Dawn had broken outside Clitheroe’s Roefield Leisure Centre before the result of Ribble Valley’s Parlaimentary Election was revealed inside.

It was approaching 5-30 am on Friday when the centre – a bustle of vote verifying and counting activity since 10 pm the previous night – fell silent for the long-awaited announcement.

It was already apparent from the running totals displayed next to the mounting piles of ballot papers for each candidate, that Conservative Nigel Evans was the clear and undisputed winner. There would be no recounty needed here.

Even so, there was cheering from his supporters as Returning Officer Marshal Scott read out his impressive tally of votes at 25,404 – only 1,435 fewer than all the votes polled by the other seven candidates combined, and just 894 fewer than Mr Evans’ 2010 total.

But there was no joyous wave or victory punch to the air from the man who has represented Ribble Valley at Westminster for the past 23 years.

Instead he seemed humbled and genuinely moved – not sursprising given his ordeal over the previous two years; his arrest in May 2013 and subsequent charges of sexual assault, indecent assault and rape, leading to a salacious court case which threatened to leave his political career in tatters, even after he was acquitted on all charges.

Stepping to the podium, Mr Evans first thanked all the staff who had manned polling stations and counted votes well into the early hours, telling them: “You must all be shattered, so I’ll make this as short as I can so you can all go home.”

He continued: “I am absolutely delighted with the victory that we have all – my supporters and I – have won this evening in the Ribble Valley.

“Winning the majority that we have, getting the vote that we’ve attained, would have seemed completely unrealistic, particularly two years ago. And so, a heartfelt thanks to the Leader of my Party, who stood by me, to my Association, who backed me, and indeed now my constituents, who have endorsed me as their Member of Parliament for the next five years.”

Mr Evans went on to thank his campaign team “for all the support that they have given me through what has been a very, very long campaign”.

He also paid tribute to his seven opponents, offering them “great thanks for the very clean fight that you fought, an absolutely clean fight”.

“The work now continues,” he said. “I have spent the last seven weeks talking about economic recovery and getting the job done and that is something that I intend to do.”
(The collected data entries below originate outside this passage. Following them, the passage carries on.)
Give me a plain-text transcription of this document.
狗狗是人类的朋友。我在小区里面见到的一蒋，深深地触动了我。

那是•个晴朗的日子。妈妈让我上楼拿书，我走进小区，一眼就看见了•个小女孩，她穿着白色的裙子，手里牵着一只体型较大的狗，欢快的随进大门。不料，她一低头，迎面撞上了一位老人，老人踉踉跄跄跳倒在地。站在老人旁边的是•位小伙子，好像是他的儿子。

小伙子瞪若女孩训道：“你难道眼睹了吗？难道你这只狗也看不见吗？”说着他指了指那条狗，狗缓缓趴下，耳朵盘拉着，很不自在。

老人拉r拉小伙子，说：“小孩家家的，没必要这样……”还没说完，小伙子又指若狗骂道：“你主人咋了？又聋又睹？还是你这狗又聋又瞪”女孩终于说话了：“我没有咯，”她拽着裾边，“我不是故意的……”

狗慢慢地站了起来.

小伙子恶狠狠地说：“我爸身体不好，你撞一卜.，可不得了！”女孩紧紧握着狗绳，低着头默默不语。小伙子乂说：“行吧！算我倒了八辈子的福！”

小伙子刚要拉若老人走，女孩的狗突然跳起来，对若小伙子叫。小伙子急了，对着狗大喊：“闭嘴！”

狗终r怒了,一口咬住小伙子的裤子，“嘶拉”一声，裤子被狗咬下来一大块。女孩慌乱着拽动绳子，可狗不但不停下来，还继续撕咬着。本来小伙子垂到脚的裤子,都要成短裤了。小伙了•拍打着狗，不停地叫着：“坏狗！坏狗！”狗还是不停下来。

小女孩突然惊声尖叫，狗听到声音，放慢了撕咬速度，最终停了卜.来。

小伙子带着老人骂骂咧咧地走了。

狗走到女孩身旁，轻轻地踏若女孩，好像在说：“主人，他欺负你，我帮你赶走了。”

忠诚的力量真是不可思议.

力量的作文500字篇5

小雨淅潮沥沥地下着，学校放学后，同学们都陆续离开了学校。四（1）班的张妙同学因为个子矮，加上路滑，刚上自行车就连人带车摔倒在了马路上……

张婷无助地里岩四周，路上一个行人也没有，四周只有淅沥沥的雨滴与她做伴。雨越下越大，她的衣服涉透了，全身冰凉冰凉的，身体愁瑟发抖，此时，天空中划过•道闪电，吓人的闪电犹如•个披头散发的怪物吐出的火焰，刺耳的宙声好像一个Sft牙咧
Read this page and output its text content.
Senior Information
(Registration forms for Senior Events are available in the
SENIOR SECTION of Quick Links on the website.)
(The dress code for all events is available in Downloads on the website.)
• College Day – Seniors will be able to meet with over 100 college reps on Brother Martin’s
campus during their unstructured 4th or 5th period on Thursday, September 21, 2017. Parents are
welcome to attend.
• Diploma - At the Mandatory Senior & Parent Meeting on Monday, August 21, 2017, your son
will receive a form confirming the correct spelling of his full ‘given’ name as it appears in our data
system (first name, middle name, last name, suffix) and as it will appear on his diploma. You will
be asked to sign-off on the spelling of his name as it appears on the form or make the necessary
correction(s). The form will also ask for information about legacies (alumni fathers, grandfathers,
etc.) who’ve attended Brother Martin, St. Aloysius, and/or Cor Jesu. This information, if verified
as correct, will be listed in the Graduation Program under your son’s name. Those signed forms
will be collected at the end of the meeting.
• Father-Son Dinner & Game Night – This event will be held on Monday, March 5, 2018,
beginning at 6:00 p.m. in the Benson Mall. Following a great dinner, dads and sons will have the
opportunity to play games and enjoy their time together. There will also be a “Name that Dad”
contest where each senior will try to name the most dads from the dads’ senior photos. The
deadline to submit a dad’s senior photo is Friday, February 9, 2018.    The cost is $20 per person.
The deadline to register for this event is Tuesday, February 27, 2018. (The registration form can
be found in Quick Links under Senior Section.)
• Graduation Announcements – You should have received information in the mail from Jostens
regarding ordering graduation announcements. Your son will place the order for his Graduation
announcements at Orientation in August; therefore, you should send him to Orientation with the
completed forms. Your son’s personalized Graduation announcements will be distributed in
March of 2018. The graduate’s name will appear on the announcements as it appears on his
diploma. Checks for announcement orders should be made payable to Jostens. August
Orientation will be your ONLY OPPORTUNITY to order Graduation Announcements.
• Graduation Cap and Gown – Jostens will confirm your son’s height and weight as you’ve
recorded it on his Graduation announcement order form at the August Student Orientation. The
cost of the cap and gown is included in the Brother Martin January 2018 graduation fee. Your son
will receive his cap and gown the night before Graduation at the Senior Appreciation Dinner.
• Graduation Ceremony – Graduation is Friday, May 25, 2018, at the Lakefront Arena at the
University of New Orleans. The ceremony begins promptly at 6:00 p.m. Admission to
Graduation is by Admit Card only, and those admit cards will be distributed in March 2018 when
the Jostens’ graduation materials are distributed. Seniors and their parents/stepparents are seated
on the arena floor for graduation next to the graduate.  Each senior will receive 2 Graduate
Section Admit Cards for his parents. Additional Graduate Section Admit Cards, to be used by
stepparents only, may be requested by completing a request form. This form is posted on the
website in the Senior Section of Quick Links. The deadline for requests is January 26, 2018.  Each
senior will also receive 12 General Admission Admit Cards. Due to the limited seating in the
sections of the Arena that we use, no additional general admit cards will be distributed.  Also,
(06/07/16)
In a more lighthearted aside, he added: “The Returning Officer has given me an envelope that says ‘Information for newly-elected Members of Parliament’. I think I could have written this, but nonetheless it means a lot to me and I look forward to returning to Parlaiment on Monday to continue the work that I started in 1992 representing wonderful people in the most beautiful constituency in the whole of the United Kingdom. Thank you very much.”